Ricchi più ricchi anche con la crisi, ma qualcosa sta cambiando
Ricchi più ricchi anche con la crisi, ma qualcosa sta cambiando

Tutto ciò che toccano i re Mida dell’economia diventa oro: anche la crisi, che pur li ha sfiorati. Un nero 2012 per le famiglie e le piccole imprese ha visto infatti aumentare la ricchezza per i 100 uomini già più ricchi del pianeta.

Secondo il Bloomberg Billionaires Index la loro ricchezza complessiva ha toccato quota 1.900 miliardi di dollari, con un +241 miliardi. A capeggiare la lista dei Paperoni del 2012 è il messicano Carlos Slim, seguito a ruota da Bill Gates e Amancio Ortega. Dobbiamo aspettare la 24esima posizione per vedere il primo italiano in classifica, Michele Ferrero.

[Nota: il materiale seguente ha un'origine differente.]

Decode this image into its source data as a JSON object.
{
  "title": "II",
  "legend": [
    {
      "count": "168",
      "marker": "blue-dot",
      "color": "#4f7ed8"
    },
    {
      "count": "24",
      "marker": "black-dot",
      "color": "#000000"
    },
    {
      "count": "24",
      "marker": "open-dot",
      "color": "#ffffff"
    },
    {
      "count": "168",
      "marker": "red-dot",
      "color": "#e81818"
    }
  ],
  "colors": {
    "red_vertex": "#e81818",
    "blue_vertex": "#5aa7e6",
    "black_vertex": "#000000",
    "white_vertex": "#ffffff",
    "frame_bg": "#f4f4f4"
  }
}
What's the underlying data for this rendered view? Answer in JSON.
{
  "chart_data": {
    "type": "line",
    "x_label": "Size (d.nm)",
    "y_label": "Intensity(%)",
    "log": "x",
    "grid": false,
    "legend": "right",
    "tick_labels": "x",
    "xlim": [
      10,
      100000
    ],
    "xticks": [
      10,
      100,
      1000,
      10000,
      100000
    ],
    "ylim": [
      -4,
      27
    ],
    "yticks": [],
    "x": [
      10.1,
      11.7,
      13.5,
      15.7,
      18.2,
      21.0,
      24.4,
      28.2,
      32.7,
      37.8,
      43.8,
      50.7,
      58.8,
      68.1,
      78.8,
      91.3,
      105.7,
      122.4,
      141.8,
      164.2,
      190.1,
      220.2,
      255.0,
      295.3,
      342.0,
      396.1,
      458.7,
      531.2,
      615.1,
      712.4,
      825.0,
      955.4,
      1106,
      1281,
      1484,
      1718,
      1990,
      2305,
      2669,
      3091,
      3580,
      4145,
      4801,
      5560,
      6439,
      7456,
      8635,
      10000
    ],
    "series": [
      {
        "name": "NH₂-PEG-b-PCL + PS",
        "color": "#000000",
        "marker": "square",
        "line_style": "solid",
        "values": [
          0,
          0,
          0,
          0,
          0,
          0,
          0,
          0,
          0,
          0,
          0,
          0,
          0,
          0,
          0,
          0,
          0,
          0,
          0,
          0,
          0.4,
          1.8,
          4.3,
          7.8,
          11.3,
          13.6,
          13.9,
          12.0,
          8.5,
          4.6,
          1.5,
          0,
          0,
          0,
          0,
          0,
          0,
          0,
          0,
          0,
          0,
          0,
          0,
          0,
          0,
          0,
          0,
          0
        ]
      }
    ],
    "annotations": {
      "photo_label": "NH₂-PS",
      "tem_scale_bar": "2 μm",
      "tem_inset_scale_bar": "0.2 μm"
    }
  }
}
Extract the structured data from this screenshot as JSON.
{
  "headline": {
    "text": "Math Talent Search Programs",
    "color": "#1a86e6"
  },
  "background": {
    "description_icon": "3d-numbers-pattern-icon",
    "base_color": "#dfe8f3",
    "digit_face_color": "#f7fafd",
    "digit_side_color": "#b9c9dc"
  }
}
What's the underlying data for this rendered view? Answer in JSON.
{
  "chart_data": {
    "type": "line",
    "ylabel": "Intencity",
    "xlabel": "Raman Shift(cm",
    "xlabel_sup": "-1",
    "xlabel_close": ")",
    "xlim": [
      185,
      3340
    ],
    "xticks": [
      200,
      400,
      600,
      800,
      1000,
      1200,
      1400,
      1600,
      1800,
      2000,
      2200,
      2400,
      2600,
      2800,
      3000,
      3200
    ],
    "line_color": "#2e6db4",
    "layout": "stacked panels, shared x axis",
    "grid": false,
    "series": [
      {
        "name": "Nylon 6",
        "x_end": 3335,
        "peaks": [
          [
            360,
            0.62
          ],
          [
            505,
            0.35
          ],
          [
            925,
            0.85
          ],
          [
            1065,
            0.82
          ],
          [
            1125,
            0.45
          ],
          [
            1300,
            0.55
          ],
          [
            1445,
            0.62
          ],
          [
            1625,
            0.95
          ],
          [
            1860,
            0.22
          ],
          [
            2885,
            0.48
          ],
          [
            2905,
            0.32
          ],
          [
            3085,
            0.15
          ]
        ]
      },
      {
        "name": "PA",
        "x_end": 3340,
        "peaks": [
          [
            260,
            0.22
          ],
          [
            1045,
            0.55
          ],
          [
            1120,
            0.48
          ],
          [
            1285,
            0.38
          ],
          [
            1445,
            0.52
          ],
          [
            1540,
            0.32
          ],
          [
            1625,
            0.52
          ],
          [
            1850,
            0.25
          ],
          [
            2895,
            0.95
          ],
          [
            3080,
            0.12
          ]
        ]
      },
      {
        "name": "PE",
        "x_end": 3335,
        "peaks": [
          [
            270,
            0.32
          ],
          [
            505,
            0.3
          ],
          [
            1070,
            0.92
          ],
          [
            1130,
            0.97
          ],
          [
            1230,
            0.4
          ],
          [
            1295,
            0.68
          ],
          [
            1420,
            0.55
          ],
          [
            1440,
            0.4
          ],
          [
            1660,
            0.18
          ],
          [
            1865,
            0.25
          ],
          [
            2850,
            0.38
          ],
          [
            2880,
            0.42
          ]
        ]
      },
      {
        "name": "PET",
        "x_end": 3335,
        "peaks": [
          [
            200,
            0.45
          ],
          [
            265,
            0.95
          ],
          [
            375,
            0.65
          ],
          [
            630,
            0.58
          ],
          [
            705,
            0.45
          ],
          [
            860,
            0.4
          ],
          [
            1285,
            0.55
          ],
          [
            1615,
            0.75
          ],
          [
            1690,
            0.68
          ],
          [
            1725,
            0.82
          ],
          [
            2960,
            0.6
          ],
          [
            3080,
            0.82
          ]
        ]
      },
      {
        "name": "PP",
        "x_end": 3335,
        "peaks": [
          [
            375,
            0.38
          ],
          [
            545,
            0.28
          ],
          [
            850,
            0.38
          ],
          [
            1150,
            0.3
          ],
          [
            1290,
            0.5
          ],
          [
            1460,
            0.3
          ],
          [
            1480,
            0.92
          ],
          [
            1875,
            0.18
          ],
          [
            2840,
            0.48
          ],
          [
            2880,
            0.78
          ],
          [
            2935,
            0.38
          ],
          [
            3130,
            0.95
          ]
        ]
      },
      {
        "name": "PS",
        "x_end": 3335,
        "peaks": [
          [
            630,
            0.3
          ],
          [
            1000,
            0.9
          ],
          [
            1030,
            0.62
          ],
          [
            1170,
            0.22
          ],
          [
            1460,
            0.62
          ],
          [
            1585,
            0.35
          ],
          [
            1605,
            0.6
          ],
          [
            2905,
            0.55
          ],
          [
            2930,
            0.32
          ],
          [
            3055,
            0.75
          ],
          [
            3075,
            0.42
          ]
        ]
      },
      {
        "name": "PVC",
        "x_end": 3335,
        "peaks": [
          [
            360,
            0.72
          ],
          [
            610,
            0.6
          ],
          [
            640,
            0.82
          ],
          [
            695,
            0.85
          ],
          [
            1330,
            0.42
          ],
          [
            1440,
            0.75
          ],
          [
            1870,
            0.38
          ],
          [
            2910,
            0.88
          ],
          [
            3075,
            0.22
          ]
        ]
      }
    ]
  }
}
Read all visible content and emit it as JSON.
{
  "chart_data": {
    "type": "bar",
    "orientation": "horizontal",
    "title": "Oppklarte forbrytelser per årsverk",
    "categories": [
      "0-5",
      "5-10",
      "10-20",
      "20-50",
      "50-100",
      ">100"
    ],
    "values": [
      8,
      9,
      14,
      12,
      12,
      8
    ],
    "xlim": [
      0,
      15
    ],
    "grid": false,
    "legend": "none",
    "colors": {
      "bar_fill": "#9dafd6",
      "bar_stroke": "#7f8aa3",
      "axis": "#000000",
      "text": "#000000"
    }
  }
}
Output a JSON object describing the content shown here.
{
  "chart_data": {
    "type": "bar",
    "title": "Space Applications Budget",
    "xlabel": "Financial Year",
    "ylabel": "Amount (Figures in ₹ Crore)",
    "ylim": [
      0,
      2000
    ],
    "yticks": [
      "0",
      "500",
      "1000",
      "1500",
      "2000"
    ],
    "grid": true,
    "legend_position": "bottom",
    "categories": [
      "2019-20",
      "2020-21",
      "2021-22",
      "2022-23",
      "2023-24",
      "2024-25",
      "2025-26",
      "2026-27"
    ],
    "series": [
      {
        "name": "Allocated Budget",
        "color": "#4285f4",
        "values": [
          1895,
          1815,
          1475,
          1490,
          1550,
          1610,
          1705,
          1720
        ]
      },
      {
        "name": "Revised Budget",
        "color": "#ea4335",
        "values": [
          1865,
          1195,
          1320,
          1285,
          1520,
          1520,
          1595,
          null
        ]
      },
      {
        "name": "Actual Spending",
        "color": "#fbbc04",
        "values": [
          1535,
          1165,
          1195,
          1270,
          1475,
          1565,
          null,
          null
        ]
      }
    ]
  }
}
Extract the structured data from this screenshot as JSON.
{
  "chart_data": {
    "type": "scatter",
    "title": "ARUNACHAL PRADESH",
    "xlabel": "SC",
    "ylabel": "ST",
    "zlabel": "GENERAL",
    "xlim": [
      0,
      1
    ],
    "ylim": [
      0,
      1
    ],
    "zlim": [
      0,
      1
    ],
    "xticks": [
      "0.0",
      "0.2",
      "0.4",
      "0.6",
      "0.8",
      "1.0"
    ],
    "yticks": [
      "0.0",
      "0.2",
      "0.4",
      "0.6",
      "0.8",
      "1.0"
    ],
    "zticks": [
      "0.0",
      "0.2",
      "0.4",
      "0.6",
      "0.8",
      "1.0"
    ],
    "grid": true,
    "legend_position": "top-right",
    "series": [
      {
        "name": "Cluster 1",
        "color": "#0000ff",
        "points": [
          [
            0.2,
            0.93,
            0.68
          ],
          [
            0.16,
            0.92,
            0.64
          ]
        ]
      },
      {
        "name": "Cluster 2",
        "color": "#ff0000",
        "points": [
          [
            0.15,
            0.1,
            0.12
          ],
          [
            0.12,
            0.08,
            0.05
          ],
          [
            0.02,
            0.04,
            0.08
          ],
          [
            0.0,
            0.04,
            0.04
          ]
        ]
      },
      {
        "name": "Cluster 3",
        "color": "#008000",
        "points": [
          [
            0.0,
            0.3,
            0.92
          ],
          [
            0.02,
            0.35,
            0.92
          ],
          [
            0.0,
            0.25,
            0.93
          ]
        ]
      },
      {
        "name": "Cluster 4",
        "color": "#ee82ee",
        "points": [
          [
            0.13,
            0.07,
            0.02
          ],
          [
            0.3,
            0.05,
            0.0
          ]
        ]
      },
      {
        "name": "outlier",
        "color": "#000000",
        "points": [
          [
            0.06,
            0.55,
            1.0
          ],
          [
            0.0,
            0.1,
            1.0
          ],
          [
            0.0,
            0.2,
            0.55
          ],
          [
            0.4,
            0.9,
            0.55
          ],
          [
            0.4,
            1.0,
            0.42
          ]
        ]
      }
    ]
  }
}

La fortuna dei grandi ricchi non aiuta però il resto dei "poveri" cittadini. Come ricorda l’Ocse, le disuguaglianze economiche continuano ad aumentare in questi anni di crisi (in Italia più che altrove), e non è un caso se la macchina economica nel suo complesso rallenta. Non è più un obbligo accettare l’imposizione della liberissima impresa che, sola, risulta capace di creare ricchezza e benessere per tutti, e per questo occorre lasciarle briglia sciolta. Che la musica stia dunque per cambiare?

L’aumento delle tasse sui ricchi col quale Obama – con 600 miliardi di dollari in più in 10 anni – ha salvato gli Usa dal baratro fiscale nel quale stavano per affondare a fine anno è stato accolto da un’impennata della borse in tutto il mondo. Un fine conoscitore degli Stati Uniti come Federico Rampini, in prima pagina su la Repubblica, si sbilancia fino a ritenerla «la fine del pensiero unico. La vittoria di Obama con il varo della sua manovra fiscale redistributiva seppellisce un dogma che ha dominato da decenni: l’idea che la ricetta del benessere fosse "meno Stato, meno tasse, meno regole". Il disastro del neoliberismo consumato con la grande crisi del 2008 giunge al suo epilogo più naturale: un cambio di paradigma».

Un giudizio forse fin troppo benevolo, ma la «legge che aumenta le tasse sul 2% degli americani più ricchi», come l’ha definita il presidente Obama, rappresenta un’inversione di rotta che non si verificava da circa vent’anni nella patria del capitalismo spinto. Poco più di un mese fa, lo speculatore e miliardario Warren Buffett (4° nella classifica Bloomberg), capeggiatore di quella schiera di ultraricchi che invocano più tasse, assicurava che i paperoni non sarebbero migrati con tasse più alte. Vogliamo sperare che il suo fiuto non si sia sbagliato neanche stavolta… tenendo comunque conto che la "famosa" segretaria di Buffett continua anche adesso a pagare in proporzione più tasse del suo datore di lavoro.

La strada tracciata da Obama dovrebbe indicare alla socialdemocratica (?) Europa come la parola equità (strettamente legata, politicamente, alla parola sinistra) non sia più un tabù. Neanche per una certa parte del mondo degli affari. I principi che la animano possono tornare ad essere una guida, se si avrà la necessità di seguirli, e non solo sul terreno della tenuta dei conti pubblici. Il Sole24Ore, in un pezzo in cui riprende un editoriale di http://www.globaltrends.com/ del 26 novembre sulle «dieci tendenze che il manager deve capire per sfuggire alla crisi» riporta oggi nel decalogo «l’escalation delle guerre per le risorse: da un mondo di abbondanza a un mondo di scarsità. Con la popolazione mondiale che si avvia a toccare i 9 miliardi di individui intorno al 2050, la pressione sulle risorse è destinata ad aumentare, e i cambiamenti climatici non faranno che aggravare la situazione».

Per questo «in futuro giocheranno un ruolo fondamentale le nuove tecnologie e un ripensamento dei modelli di consumo». Ma, continua l’articolo, «probabilmente saranno le imprese, e non i governi, a fare da traino». Se il presente può offrirci un indizio, però, verte piuttosto sulla necessità di far pesare la presenza delle scelte politiche (Obama docet). L’impasto di imprese e società civile non può prescindere dalla guida della democrazia per indirizzare un modello di sviluppo che sia economicamente, ambientalmente e socialmente sostenibile. Slegati, questi elementi hanno infatti portato proprio al disastro nel quale stiamo ancora annaspando. E quando il dibattito a livello globale sarà radicato attorno a questo assunto, allora sì, sarà davvero un cambio di paradigma.